“Peace is the only battle worth waging.”
Albert Camus
1913–1960 · 1 quote
Albert Camus was a French philosopher, writer, journalist, dramatist, and political activist. He is known for works such as The Stranger, The Plague, The Myth of Sisyphus, The Fall, and The Rebel, and he won the 1957 Nobel Prize in Literature at age 44. His words are worth reading because they come from one of the major literary voices of his time.
Quotes by Albert Camus
About Albert Camus
In the Belcourt section of Algiers, where Albert Camus grew up without many basic material possessions, the future Nobel laureate first learned the pressure of poverty, the pull of sunlight and sport, and the hard lines drawn by empire. Born on 7 November 1913 in Mondovi, in French Algeria, he was the son of pied-noir parents. His mother, Catherine Hélène Camus, was deaf and illiterate; his father, Lucien Camus, a poor agricultural worker, was killed in action in October 1914 during World War I. Camus never knew him.

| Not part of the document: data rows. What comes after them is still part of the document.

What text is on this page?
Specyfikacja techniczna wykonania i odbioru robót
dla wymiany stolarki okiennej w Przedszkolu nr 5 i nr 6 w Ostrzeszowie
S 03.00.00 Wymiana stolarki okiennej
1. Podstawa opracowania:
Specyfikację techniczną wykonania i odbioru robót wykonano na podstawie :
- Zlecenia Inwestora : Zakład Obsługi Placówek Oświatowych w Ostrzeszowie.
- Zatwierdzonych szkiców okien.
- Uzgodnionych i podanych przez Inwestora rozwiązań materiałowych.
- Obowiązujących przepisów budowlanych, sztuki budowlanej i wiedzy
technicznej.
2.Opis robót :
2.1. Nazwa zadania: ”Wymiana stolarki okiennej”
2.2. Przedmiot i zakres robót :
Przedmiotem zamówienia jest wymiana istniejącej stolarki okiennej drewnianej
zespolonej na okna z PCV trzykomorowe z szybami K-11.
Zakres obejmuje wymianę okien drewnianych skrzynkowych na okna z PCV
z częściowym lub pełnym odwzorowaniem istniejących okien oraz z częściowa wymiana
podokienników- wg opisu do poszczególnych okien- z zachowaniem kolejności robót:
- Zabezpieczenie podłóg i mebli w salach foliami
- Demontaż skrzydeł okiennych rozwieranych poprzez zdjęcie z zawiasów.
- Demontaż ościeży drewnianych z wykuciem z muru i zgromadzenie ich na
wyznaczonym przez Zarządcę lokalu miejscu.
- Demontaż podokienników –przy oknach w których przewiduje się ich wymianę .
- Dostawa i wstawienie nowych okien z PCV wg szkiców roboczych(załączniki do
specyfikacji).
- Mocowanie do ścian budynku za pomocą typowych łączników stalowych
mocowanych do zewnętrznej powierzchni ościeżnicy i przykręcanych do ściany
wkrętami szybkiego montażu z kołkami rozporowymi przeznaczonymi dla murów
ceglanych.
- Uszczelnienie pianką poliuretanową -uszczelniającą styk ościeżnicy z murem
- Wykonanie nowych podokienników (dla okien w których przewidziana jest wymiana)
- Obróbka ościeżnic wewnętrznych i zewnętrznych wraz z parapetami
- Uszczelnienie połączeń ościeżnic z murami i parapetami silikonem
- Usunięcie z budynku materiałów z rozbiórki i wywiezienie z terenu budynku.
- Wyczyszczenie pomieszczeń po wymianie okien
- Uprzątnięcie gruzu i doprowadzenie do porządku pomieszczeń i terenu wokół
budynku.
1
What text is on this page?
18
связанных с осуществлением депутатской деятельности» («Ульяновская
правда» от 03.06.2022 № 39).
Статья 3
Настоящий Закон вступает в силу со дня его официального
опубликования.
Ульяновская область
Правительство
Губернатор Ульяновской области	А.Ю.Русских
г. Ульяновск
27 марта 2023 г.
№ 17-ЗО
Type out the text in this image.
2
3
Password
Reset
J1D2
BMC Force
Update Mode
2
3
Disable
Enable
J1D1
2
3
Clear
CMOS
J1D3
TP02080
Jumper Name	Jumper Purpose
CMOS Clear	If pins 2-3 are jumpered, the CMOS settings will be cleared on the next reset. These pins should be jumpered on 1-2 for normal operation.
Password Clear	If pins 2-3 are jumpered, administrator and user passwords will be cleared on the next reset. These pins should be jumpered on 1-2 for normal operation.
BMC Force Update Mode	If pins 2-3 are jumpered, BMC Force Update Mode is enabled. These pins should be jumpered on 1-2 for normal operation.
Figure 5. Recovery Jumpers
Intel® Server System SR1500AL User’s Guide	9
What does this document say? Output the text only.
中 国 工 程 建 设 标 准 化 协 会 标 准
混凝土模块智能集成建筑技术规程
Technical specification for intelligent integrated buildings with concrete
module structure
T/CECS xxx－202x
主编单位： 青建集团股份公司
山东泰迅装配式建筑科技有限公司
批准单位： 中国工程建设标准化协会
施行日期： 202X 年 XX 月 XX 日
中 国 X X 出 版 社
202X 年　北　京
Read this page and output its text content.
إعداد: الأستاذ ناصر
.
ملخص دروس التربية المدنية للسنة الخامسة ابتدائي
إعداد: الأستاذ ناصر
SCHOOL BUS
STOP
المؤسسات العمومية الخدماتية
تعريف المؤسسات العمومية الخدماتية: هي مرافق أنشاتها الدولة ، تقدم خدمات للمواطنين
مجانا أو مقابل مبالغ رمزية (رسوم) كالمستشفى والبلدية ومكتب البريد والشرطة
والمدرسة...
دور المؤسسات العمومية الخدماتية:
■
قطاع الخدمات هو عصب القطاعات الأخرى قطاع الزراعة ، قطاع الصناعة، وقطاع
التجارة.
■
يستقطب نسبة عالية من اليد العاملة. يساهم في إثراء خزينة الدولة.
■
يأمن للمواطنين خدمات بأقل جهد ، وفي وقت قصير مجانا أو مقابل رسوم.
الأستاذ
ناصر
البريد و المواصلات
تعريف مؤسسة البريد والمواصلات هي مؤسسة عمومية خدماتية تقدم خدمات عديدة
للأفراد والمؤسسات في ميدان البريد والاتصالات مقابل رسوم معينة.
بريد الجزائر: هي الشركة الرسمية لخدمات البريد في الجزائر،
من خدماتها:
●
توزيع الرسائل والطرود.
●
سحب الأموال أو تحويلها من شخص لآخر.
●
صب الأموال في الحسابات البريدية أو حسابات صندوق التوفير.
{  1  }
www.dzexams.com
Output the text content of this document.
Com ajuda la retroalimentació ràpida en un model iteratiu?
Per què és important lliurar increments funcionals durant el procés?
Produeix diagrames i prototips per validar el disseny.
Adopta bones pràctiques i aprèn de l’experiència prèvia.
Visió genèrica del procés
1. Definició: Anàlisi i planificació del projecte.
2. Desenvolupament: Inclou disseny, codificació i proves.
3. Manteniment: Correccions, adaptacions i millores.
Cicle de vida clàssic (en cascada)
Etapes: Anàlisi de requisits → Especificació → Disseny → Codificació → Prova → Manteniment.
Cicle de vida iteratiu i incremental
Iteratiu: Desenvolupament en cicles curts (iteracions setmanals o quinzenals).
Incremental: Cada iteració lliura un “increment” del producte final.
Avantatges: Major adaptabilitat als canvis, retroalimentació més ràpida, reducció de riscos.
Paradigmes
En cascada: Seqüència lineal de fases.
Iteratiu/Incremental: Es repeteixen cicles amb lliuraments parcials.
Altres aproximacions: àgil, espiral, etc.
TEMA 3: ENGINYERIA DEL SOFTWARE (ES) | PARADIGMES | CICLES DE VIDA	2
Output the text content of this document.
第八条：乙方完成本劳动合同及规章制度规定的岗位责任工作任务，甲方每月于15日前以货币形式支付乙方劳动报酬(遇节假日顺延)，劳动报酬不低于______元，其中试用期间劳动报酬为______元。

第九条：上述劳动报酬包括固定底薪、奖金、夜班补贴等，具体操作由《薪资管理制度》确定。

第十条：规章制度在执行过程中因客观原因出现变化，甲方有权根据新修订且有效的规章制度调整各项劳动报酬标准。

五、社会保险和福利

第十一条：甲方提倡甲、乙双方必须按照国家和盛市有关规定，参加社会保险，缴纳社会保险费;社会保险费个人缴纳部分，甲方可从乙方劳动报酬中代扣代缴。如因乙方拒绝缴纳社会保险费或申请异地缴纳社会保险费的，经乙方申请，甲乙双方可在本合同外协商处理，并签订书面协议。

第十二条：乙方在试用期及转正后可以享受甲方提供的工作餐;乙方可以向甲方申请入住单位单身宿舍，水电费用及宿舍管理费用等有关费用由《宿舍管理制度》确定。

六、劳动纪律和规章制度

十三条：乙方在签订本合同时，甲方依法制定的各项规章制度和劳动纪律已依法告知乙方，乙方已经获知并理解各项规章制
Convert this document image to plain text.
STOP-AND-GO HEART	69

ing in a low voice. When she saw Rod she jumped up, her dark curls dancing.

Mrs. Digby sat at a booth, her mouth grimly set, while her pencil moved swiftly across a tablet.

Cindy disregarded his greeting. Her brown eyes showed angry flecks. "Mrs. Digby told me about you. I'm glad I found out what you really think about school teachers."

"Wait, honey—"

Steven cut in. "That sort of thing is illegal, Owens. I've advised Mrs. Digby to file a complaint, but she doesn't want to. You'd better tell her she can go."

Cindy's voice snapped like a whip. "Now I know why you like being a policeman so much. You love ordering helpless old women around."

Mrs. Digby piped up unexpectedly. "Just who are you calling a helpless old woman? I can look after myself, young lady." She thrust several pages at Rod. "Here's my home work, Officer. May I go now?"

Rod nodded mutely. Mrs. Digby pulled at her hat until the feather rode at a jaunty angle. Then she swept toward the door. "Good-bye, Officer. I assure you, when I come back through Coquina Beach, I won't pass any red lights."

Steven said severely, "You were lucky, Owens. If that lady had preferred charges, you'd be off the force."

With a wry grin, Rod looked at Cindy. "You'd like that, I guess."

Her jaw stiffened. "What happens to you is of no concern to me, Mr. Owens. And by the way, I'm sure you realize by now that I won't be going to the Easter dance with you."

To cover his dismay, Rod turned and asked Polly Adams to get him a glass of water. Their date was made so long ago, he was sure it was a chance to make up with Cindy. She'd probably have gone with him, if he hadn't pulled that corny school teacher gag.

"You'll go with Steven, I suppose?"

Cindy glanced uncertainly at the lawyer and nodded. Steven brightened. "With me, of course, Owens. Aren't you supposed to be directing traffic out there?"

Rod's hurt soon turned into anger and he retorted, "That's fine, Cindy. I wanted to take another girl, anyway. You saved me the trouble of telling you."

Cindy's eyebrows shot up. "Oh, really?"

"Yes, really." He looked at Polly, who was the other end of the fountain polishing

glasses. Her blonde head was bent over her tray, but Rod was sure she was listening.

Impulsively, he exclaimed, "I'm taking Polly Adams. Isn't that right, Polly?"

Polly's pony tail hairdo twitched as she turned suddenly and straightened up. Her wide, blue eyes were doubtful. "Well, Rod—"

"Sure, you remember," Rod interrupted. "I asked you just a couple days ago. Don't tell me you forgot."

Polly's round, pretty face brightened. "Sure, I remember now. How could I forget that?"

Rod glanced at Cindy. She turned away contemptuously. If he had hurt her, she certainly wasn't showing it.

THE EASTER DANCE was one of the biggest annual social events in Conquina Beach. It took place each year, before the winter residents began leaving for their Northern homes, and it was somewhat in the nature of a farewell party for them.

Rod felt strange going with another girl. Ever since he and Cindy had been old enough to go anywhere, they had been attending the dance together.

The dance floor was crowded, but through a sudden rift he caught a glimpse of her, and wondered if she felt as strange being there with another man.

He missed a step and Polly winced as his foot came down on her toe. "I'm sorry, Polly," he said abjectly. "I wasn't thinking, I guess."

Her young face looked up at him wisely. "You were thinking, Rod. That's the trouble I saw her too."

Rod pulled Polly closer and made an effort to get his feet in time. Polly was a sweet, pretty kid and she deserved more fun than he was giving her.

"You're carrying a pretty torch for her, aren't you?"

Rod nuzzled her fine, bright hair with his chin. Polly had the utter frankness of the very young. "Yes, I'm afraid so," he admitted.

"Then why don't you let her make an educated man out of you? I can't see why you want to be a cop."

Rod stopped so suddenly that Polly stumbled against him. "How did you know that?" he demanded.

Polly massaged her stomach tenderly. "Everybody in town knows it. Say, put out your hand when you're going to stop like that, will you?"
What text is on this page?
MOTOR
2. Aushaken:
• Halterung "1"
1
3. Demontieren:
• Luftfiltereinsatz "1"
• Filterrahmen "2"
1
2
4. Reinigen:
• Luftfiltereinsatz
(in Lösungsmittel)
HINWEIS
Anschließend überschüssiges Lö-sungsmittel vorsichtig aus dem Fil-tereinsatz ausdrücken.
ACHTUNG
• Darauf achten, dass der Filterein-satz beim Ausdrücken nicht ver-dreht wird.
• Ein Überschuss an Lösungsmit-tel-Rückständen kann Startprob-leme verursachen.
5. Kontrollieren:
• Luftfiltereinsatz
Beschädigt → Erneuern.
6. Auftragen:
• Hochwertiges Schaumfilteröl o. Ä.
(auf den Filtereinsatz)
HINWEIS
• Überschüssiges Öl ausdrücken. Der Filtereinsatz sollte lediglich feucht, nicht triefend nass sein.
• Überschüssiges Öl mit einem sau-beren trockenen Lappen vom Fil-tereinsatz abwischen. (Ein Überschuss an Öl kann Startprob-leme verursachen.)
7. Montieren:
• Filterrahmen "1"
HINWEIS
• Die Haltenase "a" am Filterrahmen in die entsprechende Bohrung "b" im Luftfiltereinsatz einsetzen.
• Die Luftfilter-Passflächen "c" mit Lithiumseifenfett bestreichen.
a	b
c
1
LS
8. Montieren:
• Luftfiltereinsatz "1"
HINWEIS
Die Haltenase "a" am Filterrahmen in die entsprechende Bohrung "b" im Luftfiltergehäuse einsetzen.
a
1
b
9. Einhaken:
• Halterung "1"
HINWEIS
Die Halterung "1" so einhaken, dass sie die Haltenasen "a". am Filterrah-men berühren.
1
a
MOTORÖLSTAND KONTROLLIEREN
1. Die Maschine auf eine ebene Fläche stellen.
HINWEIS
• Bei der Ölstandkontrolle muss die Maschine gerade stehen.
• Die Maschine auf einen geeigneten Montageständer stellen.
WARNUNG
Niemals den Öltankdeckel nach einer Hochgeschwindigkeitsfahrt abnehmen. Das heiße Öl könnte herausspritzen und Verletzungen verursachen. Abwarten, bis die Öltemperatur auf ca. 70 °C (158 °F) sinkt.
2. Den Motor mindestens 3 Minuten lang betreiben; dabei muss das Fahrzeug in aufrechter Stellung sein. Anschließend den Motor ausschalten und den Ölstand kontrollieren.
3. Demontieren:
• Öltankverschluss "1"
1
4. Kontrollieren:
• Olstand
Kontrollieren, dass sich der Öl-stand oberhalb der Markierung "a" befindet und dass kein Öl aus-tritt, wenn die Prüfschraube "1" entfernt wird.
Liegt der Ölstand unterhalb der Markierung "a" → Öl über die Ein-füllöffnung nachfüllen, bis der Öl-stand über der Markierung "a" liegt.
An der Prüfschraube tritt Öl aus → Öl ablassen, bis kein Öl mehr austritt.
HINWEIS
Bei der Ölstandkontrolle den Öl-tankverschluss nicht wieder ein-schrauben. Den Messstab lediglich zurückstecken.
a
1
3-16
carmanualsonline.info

School changed the course of his life. His teacher Louis Germain noticed his intelligence and hunger to learn, then gave him free lessons that helped him win a 1924 scholarship to a prestigious lyceum near Algiers. Camus later held Germain in deep affection and dedicated his Nobel acceptance speech to him. As a boy and teenager, Camus loved football and swimming. He played goalkeeper for the Racing Universitaire d’Alger junior team from 1928 to 1930, admired for passion and courage, until tuberculosis ended any athletic ambitions. He later drew connections between football, morality, team spirit, and human identity.
Illness also pushed him toward thought. Diagnosed with tuberculosis at 17, Camus moved in with his uncle Gustave Acault, whose influence mattered to him. Around this time he turned seriously to philosophy, guided by his teacher Jean Grenier. He studied ancient Greek philosophers, Friedrich Nietzsche, Arthur Schopenhauer, and writers such as Stendhal, Herman Melville, Fyodor Dostoyevsky, and Franz Kafka. To support himself, he worked odd jobs, including private tutor, car parts clerk, and assistant at the Meteorological Institute. In 1933 he enrolled at the University of Algiers and completed his licence de philosophie in 1936 with a thesis on Plotinus.
Camus became a French philosopher, novelist, author, dramatist, journalist, world federalist, and political activist whose books made him one of the most watched literary figures of the twentieth century. His works include The Stranger, The Plague, The Myth of Sisyphus, The Fall, and The Rebel. He was in Paris when the Germans invaded France in 1940. After trying to flee, he joined the French Resistance and served as editor-in-chief at Combat, an outlawed newspaper. After the war, he became a celebrity figure and lectured around the world.
Politics never left him, but he resisted easy labels. He joined the French Communist Party in 1935 as a way to fight inequalities between Europeans and “natives” in Algeria, then left a year later. He later joined the Algerian Communist Party, worked with the Théâtre du Travail, and was expelled after refusing to follow the party line. He opposed Joseph Stalin and the Soviet Union because of their totalitarianism, leaned toward anarcho-syndicalism, and took part in organizations seeking European integration. During the Algerian War, he advocated a multicultural and pluralistic Algeria, a position rejected by most parties.
Camus received the 1957 Nobel Prize in Literature at 44, becoming the second-youngest recipient in history and the first literature laureate born in Africa. His views helped shape the philosophy known as absurdism, though he firmly rejected the label of existentialist throughout his life. He wrote and argued from a place where poverty, illness, revolt, beauty, and moral unease all met. That is why his words still feel alive on a quotes page: they ask how to live clearly in a difficult world. “Peace is the only battle worth waging,” he said, a sentence that carries both defiance and restraint.